Optimising process conditions to improve drug delivery characteristics: part I

Hot melt extrusion (HME) is a versatile, continuous and solvent-free process technology that has gained significant popularity in the pharmaceutical industry in recent years. The high number of poorly soluble drugs in both development pipelines and commercial products has directed formulators to utilise HME to manufacture amorphous solid dispersions (ASDs); the high energy state of the amorphous active and stabilising properties of the polymeric excipients provide significant increases in apparent solubility without sacrificing permeability — potentially resulting in great improvements in bioavailability.^1–3

Hydroxypropyl methylcellulose (HPMC) is an amorphous, water-soluble polymer used in both immediate-release and controlled-release applications. Although HPMC has been shown to be highly successful at inhibiting recrystallisation and increasing bioavailability when used as the polymeric stabiliser in ASDs, it has been disadvantaged in hot melt extrusion owing to a high glass transition temperature (Tg), high melt viscosity and a significant colour change at elevated temperatures, requiring unique formulation work to overcome processing difficulties.^4–6 Recently, The Dow Chemical Company introduced a new grade of HPMC, AFFINISOL HPMC HME, designed for hot melt extrusion with a notably lower Tg, reduced melt viscosity and reduced colour change at elevated temperatures.⁷

AFFINISOL HPMC HME can be successfully processed at a wide range of conditions into binary solid dispersions, with the resulting formulations providing increased solubility of the model compounds.⁸ Ritonavir (RTV) is a poorly soluble drug used in the treatment of HIV-infection (Figure 1). Previous studies have confirmed that RTV, when formulated into an ASD, can greatly improve the drug’s solubility and a commercial ASD is currently available.^6,9 However, RTV displays thermal instability above its melt temperature, making formulation by extrusion challenging. In HME formulation, it may be necessary to include additives that enable process temperature reductions to ensure the stability of each component during extrusion. However, this can create undesirable formulation complexity and such additives may not be required if the operating design space is adequately explored. Thus, it is important to understand the impact of key process variables on drug degradation and product performance to fully optimise a system and ensure robust production.

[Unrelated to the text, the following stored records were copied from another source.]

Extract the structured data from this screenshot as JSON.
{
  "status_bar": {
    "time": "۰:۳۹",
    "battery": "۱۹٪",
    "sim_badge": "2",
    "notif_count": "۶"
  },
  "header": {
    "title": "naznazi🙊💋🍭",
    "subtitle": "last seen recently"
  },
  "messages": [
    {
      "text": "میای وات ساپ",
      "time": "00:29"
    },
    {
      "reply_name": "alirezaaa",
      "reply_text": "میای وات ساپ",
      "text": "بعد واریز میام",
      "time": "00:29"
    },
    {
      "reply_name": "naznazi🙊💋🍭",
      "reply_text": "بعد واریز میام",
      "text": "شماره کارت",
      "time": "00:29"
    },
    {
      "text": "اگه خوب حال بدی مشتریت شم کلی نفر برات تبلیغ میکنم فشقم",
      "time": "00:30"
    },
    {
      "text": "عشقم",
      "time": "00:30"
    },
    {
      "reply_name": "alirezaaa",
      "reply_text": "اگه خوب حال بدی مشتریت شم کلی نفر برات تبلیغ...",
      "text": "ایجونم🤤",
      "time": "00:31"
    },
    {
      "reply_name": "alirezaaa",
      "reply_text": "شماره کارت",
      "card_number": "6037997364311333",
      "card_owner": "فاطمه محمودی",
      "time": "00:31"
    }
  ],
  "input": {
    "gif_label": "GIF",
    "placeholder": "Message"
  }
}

The primary variables controlled by the operator include barrel temperature, which will dominate the extent of thermal exposure the active experiences, screw speed, which changes the residence time distribution and can generate viscous/frictional heating, and feed rate, which will dictate the residence time of the material within a twin screw extruder. In the present study, solid dispersions of RTV and AFFINISOL HPMC HME 15LV (AFF) were prepared by HME. The impact of the process variables (screw speed, feed rate and temperature) on drug degradation — as well as drug release rate — were explored using a factor screening Design of Experiments (DoE).